Amongst myriad other changes in World of Warcraft's 1.10 patch lurks a somewhat more insidious one. WoW's patching system works off of the Bittorrent protocol. In previous patches, the patcher would only upload while you were downloading the latest patch, or kept the WoW updater window open. However, this is no longer the case — the Blizzard forums are full of reports that the Blizzard Downloader is now constantly running, regardless of whether or not you close the Download Patch program. In other words — you're paying Blizzard so they can suck up your bandwidth for you.

Although Blizzard's usual gaggle of fopping fan boys point out that Blizzard draining your upload bandwidth is "part of the terms of service"... hey, guess what! Terms of service aren't legally binding contracts. What disturbs us about this is more along the lines that this change was made with little to no warning. Although it's easy to say "it's just 5k here or there, who cares?" you need to remember many people still have bandwidth allotments from their ISP every month, which counts against upload as well as download. Blizzard making this change is basically a drain on a lot of people's checkbooks without their permission.
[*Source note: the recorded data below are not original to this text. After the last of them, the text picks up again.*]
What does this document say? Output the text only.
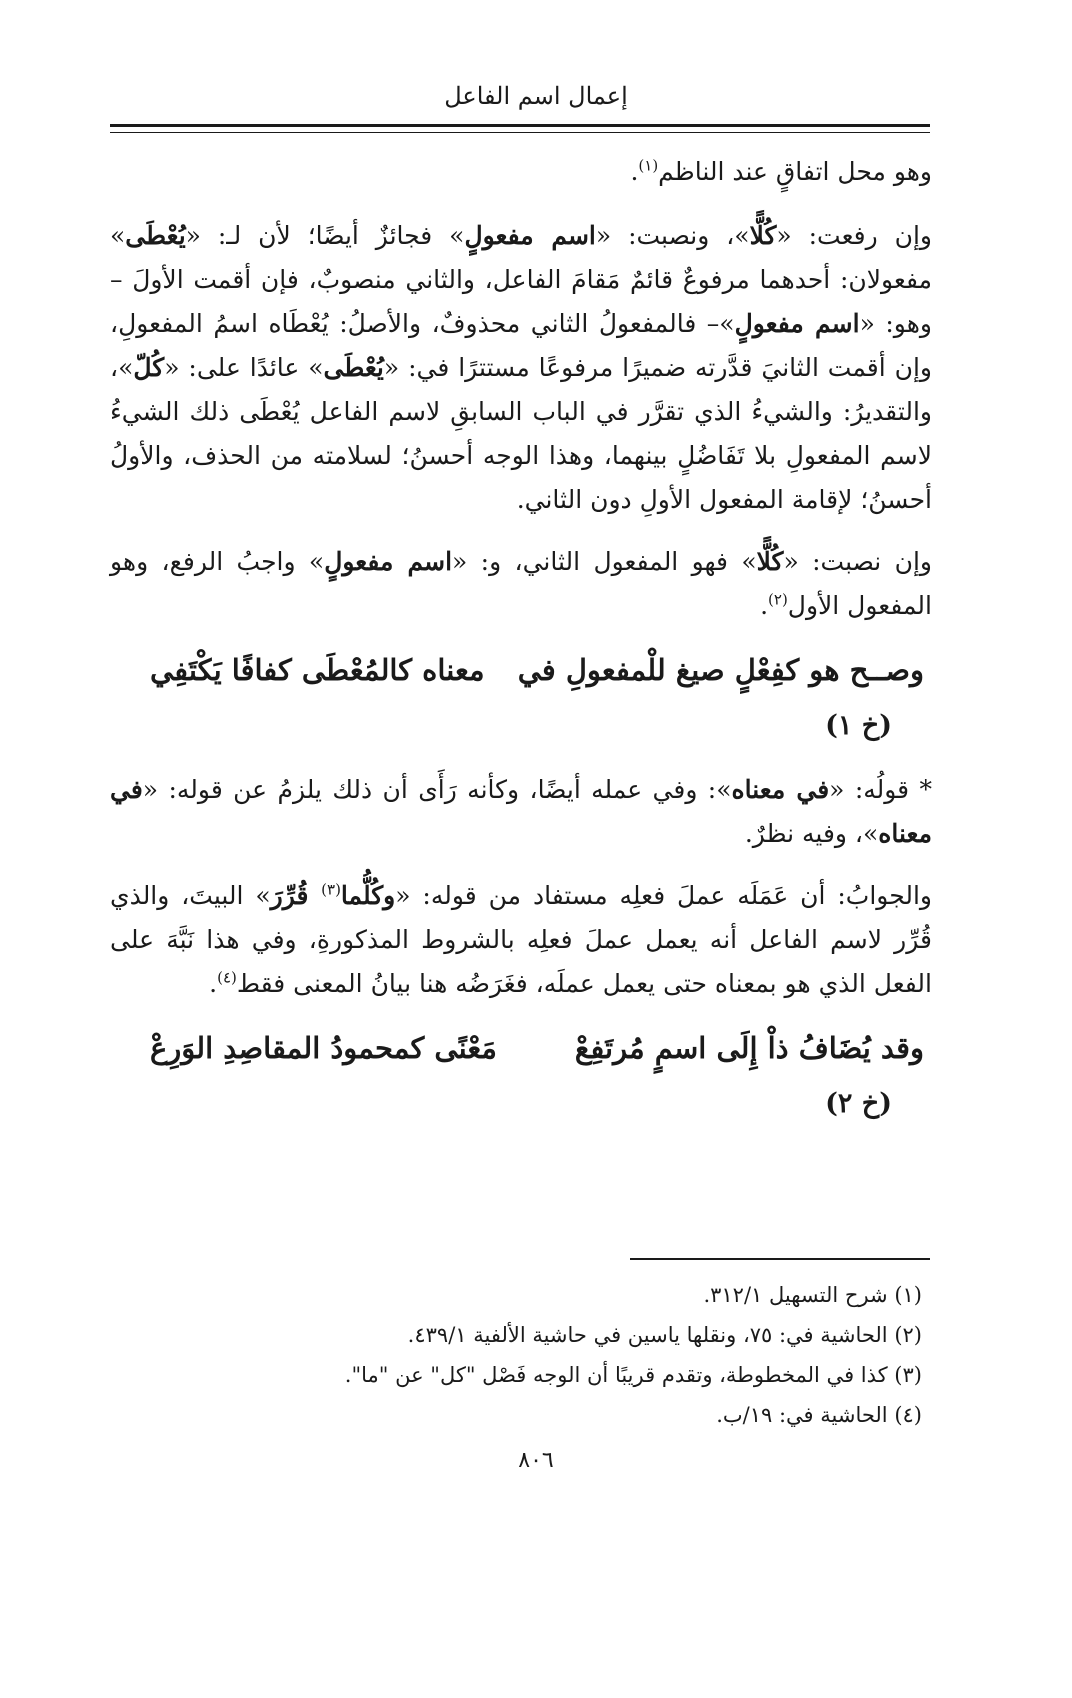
إعمال اسم الفاعل

وهو محل اتفاقٍ عند الناظم$^{(١)}$.

وإن رفعت: «كُلًّا»، ونصبت: «اسم مفعولٍ» فجائزٌ أيضًا؛ لأن لـ: «يُعْطَى» مفعولان: أحدهما مرفوعٌ قائمٌ مَقامَ الفاعل، والثاني منصوبٌ، فإن أقمت الأولَ –وهو: «اسم مفعولٍ»– فالمفعولُ الثاني محذوفٌ، والأصلُ: يُعْطَاه اسمُ المفعولِ، وإن أقمت الثانيَ قدَّرته ضميرًا مرفوعًا مستترًا في: «يُعْطَى» عائدًا على: «كُلّ»، والتقديرُ: والشيءُ الذي تقرَّر في الباب السابقِ لاسم الفاعل يُعْطَى ذلك الشيءُ لاسم المفعولِ بلا تَفَاضُلٍ بينهما، وهذا الوجه أحسنُ؛ لسلامته من الحذف، والأولُ أحسنُ؛ لإقامة المفعول الأولِ دون الثاني.

وإن نصبت: «كُلًّا» فهو المفعول الثاني، و: «اسم مفعولٍ» واجبُ الرفع، وهو المفعول الأول$^{(٢)}$.

وصــح هو كفِعْلٍ صيغ للْمفعولِ في
معناه كالمُعْطَى كفافًا يَكْتَفِي
(خ ١)

* قولُه: «في معناه»: وفي عمله أيضًا، وكأنه رَأَى أن ذلك يلزمُ عن قوله: «في معناه»، وفيه نظرٌ.

والجوابُ: أن عَمَلَه عملَ فعلِه مستفاد من قوله: «وكُلُّما$^{(٣)}$ قُرِّرَ» البيتَ، والذي قُرِّر لاسم الفاعل أنه يعمل عملَ فعلِه بالشروط المذكورةِ، وفي هذا نَبَّهَ على الفعل الذي هو بمعناه حتى يعمل عملَه، فغَرَضُه هنا بيانُ المعنى فقط$^{(٤)}$.

وقد يُضَافُ ذاْ إِلَى اسمٍ مُرتَفِعْ
مَعْنًى كمحمودُ المقاصِدِ الوَرِعْ
(خ ٢)

(١) شرح التسهيل ٣١٢/١.

(٢) الحاشية في: ٧٥، ونقلها ياسين في حاشية الألفية ٤٣٩/١.

(٣) كذا في المخطوطة، وتقدم قريبًا أن الوجه فَصْل "كل" عن "ما".

(٤) الحاشية في: ١٩/ب.

٨٠٦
Ultimately, we tend to side with the Blizzard forum poster who said: " No you can't use my bandwidth for your stupid bit-torrent crap. Buy some file servers." It is completely unacceptable that an MMORPG as rampantly profitable as World of Warcraft expects its users to do its digital distribution for them. That they sneakily tried to alter what was once a free agreement to help upload a file to another player into a compulsory obligation on the part of the player is really crappy. The good news, though, is that Blizzard has caved to forum complaints and updated their downloader FAQ with instructions on how to stop the Downloader from continuously starting up.